At a recent privacy seminar held at the Woodrow Wilson Center for Scholars, Republican Senator John Sununu voiced concerns about the domestic phone call database that the NSA has been developing. This database allows the NSA to collect “call detail records,” or CDRs. These records do not include the content of a telephone call, but rather the specific characteristics of the call, including the phone numbers of the parties to the call, its duration, and so forth.
Senator Sununu claimed that the real issue is not the legality of the NSA program, since the NSA could have utilized national security letters (NSLs) under the Patriot Act to circumvent the ordinary warrant requirement. Rather, the real issue is whether there’s any value in allowing the NSA to engage in this particular kind of surveillance.
As someone committed to civil liberties, my initial reaction is to applaud Sununu’s clear thinking—after all, we have very little positive evidence that the NSA’s program will help identify and capture al Qaeda members. But on reflection, Sununu’s view is less appealing than it initially seems. If one accepts for the sake of argument Sununu’s claim that the NSA’s dragnet surveillance program is constitutional (which I do not), then the viability of the NSA program depends exclusively on whether it produces results.

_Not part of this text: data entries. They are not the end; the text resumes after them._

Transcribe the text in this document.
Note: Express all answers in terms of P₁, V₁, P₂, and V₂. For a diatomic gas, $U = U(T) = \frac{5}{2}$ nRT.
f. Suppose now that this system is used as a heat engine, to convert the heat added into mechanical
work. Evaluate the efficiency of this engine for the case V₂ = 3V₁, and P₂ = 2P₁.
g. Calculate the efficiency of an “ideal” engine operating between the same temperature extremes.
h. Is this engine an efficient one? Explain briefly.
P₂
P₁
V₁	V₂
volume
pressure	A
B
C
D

But how can we know whether the program is effective until it has been in operation for a significant period of time? In other words, Sununu’s skepticism about the program seems a bit premature. If the only thing standing in the way of the NSA program is its constitutionality, the Bush Administration can easily make the (impossible to disprove) argument that the NSA program will one day produce results. And that is what is so dangerous about Sununu’s view.